Coming from this background, I just expected they would know the basics of life, and what they didn’t know they would figure out. I was wrong. It was confusing and frustrating. until we realized something extraordinary: they actually didn’t know what to do. Laziness was not the problem. Lack of motivation wasn’t the problem. They were completely overwhelmed by adult life, because they hadn’t learned many of the skills, I had taken for granted. We needed a different approach.
These young men had not had the benefit of a large community helping to teach them about life. The adults in their lives were legitimately too busy, and the extended family support, the default environment in my life, was not there. What they needed was an environment where they could have permission to experiment and fail, where they could learn, and where they would be pushed towards their best selves in a loving gracious way. Rather than punish or lecture, we decided to intentionally teach and mentor them in important areas of life:
· Money management
· How to live with others
· Conflict management
· Household skills: bill paying, cleaning, cooking
· Life Coaching
· Service to the community
· Problem Solving
· Disciple making
· Accountability
Seven months into this experiment our residents are learning to ask the questions, ‘What is God showing me?’ and, ‘What am I going to do about it?’ They have grown, identified their individual hurdles and foibles, found employment, faced disappointments, had conflicts, and have talked through difficult choices. They have learned that they are not alone. There is a community of people who cares about them and their development, not because of what they can do for us, but because we recognize they are not someday adults, but children of God, just like us. It hasn’t all been perfect. One of our residents after personal struggle, decided a few months in, that this wasn’t for him and moved out. Obviously, we were disappointed, but, quickly decided, if we aren’t reaching out to young men, who could possibly “fail” then we weren’t really doing the ministry of Jesus Christ. As word has gotten out, we are having more and more young men interested in being a part of this ministry. It seems to have struck a chord.
I will end the way I started, with a quick story. There are two toilets in the house, one in a traditional bathroom, and the other awkwardly stuck in a mud room. Not in a stall, just sitting out on against the wall. It’s odd. The guys think it is hilarious. This toilet broke. During one of our meetings I was reminded that it wasn’t working. When they tried to flush, the handle just turned without doing anything. It’s an easy fix. I began to say I would show them how to fix it, when one of the residents stopped me and said, “Can you wait.

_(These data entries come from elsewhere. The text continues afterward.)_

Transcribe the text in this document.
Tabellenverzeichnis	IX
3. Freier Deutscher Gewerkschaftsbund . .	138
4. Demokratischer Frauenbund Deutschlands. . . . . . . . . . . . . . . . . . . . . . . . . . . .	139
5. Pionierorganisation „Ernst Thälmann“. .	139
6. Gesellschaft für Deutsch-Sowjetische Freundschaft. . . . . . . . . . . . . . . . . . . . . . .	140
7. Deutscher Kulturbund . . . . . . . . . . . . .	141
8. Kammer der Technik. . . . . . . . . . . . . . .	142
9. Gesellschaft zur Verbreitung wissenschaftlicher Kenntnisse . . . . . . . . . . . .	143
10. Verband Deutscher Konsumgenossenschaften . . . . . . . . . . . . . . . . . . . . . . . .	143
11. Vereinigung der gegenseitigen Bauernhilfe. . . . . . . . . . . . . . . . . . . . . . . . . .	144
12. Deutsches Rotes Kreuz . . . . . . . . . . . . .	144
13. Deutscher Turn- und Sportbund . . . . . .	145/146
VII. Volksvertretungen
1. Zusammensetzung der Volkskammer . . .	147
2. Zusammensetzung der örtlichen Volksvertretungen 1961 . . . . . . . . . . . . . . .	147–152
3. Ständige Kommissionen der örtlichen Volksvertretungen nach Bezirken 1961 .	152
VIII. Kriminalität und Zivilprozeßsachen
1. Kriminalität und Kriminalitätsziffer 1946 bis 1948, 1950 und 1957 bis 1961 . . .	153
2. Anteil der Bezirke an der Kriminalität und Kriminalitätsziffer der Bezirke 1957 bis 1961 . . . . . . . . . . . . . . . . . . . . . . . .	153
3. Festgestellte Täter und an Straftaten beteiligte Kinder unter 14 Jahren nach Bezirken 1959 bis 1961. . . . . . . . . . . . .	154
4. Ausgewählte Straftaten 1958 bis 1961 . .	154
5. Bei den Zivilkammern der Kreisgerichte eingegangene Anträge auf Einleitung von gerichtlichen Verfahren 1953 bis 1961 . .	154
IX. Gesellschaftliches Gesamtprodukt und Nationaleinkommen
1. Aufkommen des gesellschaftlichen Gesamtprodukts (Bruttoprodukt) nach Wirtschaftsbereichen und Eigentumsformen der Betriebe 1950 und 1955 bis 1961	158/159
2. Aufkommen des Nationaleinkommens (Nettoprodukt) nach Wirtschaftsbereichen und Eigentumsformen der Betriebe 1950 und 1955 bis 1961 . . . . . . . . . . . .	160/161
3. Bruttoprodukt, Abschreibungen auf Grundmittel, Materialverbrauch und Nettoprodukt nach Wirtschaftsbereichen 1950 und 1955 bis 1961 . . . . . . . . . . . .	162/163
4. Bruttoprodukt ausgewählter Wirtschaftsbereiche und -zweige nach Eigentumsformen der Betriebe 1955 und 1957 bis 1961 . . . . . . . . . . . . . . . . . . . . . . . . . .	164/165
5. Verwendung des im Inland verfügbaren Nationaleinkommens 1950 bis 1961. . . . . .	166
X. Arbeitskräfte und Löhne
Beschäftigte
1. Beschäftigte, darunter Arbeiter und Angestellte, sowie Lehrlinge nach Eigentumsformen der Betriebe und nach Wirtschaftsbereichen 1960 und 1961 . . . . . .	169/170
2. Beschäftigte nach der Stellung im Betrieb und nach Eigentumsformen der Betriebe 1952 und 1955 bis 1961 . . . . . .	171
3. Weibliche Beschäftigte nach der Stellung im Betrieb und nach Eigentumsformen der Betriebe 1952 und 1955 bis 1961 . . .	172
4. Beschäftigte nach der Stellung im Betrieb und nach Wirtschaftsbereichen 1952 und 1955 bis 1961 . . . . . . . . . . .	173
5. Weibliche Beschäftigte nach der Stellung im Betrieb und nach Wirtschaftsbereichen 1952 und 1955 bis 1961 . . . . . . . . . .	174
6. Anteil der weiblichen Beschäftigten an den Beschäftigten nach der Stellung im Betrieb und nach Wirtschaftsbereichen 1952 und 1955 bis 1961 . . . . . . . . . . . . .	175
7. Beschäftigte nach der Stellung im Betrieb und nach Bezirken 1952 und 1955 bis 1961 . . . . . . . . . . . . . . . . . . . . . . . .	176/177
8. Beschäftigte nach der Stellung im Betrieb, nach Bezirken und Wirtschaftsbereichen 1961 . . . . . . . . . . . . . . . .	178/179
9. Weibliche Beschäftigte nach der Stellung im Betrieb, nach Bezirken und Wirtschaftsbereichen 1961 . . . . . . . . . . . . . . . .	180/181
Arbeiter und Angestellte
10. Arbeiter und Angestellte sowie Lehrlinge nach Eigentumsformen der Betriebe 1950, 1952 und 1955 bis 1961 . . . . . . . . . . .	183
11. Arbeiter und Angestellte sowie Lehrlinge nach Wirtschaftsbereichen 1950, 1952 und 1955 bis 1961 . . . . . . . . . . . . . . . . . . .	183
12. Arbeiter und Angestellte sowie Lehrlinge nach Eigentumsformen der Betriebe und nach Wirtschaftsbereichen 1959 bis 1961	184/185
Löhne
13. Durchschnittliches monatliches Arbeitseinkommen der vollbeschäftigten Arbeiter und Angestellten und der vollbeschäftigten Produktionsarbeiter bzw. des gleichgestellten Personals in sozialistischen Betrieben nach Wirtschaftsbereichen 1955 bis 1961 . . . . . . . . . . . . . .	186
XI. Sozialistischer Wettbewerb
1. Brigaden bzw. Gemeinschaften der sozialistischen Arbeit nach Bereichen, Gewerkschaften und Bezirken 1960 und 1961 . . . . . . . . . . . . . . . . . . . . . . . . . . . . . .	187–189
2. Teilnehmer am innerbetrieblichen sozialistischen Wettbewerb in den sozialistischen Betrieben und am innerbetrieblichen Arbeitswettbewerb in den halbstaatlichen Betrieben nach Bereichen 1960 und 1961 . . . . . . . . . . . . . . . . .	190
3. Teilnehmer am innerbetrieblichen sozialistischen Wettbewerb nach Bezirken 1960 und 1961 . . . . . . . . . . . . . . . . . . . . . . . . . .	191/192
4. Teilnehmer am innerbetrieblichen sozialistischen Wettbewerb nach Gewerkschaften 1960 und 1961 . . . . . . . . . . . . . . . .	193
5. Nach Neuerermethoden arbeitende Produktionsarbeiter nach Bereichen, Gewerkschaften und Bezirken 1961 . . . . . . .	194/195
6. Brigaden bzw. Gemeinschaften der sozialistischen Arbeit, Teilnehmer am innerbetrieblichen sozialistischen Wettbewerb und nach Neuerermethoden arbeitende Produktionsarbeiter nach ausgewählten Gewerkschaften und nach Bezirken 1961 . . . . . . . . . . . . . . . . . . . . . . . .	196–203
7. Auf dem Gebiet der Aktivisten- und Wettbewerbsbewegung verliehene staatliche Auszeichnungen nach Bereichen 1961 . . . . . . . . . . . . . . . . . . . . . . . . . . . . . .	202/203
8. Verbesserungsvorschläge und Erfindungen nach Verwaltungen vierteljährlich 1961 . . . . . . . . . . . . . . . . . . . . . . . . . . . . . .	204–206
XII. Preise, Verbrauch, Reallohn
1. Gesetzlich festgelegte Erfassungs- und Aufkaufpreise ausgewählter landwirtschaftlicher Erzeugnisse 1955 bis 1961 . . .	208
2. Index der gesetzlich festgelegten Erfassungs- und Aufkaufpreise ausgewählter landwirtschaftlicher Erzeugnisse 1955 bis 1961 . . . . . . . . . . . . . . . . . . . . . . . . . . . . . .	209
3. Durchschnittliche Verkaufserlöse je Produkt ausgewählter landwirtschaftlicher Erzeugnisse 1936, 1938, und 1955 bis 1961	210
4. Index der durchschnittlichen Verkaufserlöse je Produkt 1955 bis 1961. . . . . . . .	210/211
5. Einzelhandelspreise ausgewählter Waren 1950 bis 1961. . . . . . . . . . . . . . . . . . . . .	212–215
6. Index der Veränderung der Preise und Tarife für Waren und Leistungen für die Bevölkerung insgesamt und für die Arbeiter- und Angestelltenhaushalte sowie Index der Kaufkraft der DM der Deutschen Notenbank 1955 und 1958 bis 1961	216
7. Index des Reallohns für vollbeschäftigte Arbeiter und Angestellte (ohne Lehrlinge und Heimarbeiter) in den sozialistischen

I think I know how to fix it, and want to give it a try first.” That is our ministry in a nutshell: to move these young men from passive observers in life and faith to active participants, by walking with them, encouraging them, and giving them a place where they can take initiative, knowing they don’t have to go it alone, because there is an entire community behind them; to move them from, “Jim, we have a problem,” to “I think I know how to fix that, and I want to try it first.”